- Title card
- Directed by: K. S. Rajkumar
- Screenplay by: K. S. Rajkumar
- Story by: R. K. Selvamani
- Produced by: K. Rajarathinam
- Starring: Rahman; Ranjith; Ramya Krishnan; Sivaranjani;
- Cinematography: M. Chandra Mouli
- Edited by: V. Uthayasankaran
- Music by: Ilaiyaraaja
- Production company: RK Productions
- Release date: 10 April 1993;
- Running time: 135 minutes
- Country: India
- Language: Tamil

= Pon Vilangu =

Pon Vilangu is a 1993 Indian Tamil-language drama film directed by debutante director K. S. Rajkumar. The film stars Rahman, Ranjith, Ramya Krishnan and Sivaranjani. It was released on 10 April 1993.

== Plot ==
Muthu is a daily-wage worker whose whole world revolves around his young sister Mallika. Being a short-tempered man who cannot tolerate injustice, Muthu often gets involved in fights. Furthermore, he hates policemen. Raani, a private moneylender, is in love with Muthu and begins to seduce him in various ways.

Mallika falls in love with Raghu, an honest police inspector. Both become very close, spending time together until one day Muthu surprises them. The angry Muthu beats up his sister, and Raani intervenes in time to calm the enraged Muthu. Muthu tells them his tragic past.

In the past, his sister Mallika was just a baby and Muthu's parents were very poor.
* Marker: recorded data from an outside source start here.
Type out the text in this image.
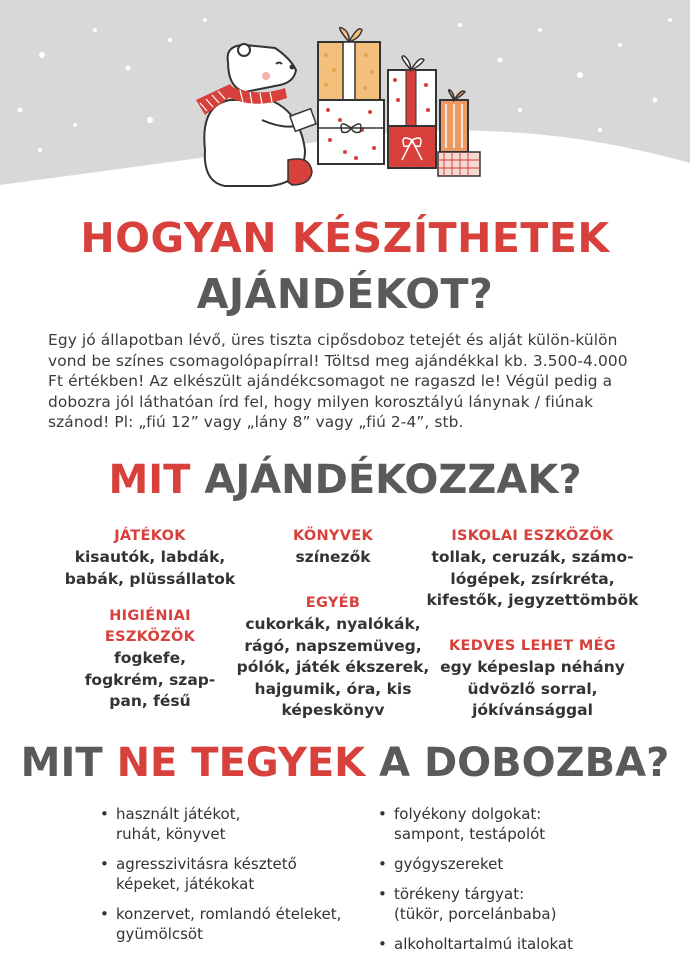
HOGYAN KÉSZÍTHETEK
AJÁNDÉKOT?
Egy jó állapotban lévő, üres tiszta cipősdoboz tetejét és alját külön-külön
vond be színes csomagolópapírral! Töltsd meg ajándékkal kb. 3.500-4.000
Ft értékben! Az elkészült ajándékcsomagot ne ragaszd le! Végül pedig a
dobozra jól láthatóan írd fel, hogy milyen korosztályú lánynak / fiúnak
szánod! Pl: „fiú 12” vagy „lány 8” vagy „fiú 2-4”, stb.
MIT AJÁNDÉKOZZAK?
JÁTÉKOK
kisautók, labdák,
babák, plüssállatok
HIGIÉNIAI
ESZKÖZÖK
fogkefe,
fogkrém, szap-
pan, fésű
KÖNYVEK
színezők
EGYÉB
cukorkák, nyalókák,
rágó, napszemüveg,
pólók, játék ékszerek,
hajgumik, óra, kis
képeskönyv
ISKOLAI ESZKÖZÖK
tollak, ceruzák, számo-
lógépek, zsírkréta,
kifestők, jegyzettömbök
KEDVES LEHET MÉG
egy képeslap néhány
üdvözlő sorral,
jókívánsággal
MIT NE TEGYEK A DOBOZBA?
• használt játékot,
ruhát, könyvet
• agresszivitásra késztető
képeket, játékokat
• konzervet, romlandó ételeket,
gyümölcsöt
• folyékony dolgokat:
sampont, testápolót
• gyógyszereket
• törékeny tárgyat:
(tükör, porcelánbaba)
• alkoholtartalmú italokat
His jobless father looked for a job to feed the family. The only job that he found required a bicycle, so he purchased a bicycle from an unknown person for a low rate. The next day, the police caught his father and beat him for stealing the collector's bicycle. Knowing the news, his mother ran to the police station and she was raped to death by the drunk police officers. After seeing this atrocity, his father committed suicide in the police lock-up.

Since that traumatic event, Muthu starts to hate the police. Mallika understands her brother's feelings and asks him forgiveness, she then tries to forget Raghu. Thereafter, Raani begs Muthu to accept for Mallika's wedding with Raghu. Muthu finally accepts for the wedding but only under one condition : Raghu must resign his police job. Raghu, who also has a tragic past, refuses to resign. What transpires later forms the crux of the story.

== Soundtrack ==
The music was composed by Ilaiyaraaja.

Track listing
| No. | Title | Lyrics | Singer(s) | Length |
|---|---|---|---|---|
| 1. | "Oru Kolakili" | Kamakodiyan | Jayachandran, Sunanda | 5:07 |
| 2. | "Sandhana Kumba" | Muthulingam | Mano, Uma Ramanan | 6:07 |
| 3. | "Koduthu Vacha" | Vaali | Malaysia Vasudevan, Sunanda | 5:05 |
| 4. | "Indha Pacha Kili" | Vaali | Jayachandran | 5:01 |
| 5. | "Ooty Malai" | Vaali | Malaysia Vasudevan, Sunanda | 5:05 |
| Total length: |  |  |  | 26:25 |

== Reception ==
Malini Mannath of The Indian Express gave the film a positive review; she described the film as "an engrossing film centered on the strong bond between a brother and a sister" and praised the lead actors. K. Vijiyan of New Straits Times wrote that the film "keeps you entertained". R. P. R. of Kalki gave the film a negative review and was also critical of Ilaiyaraaja's music.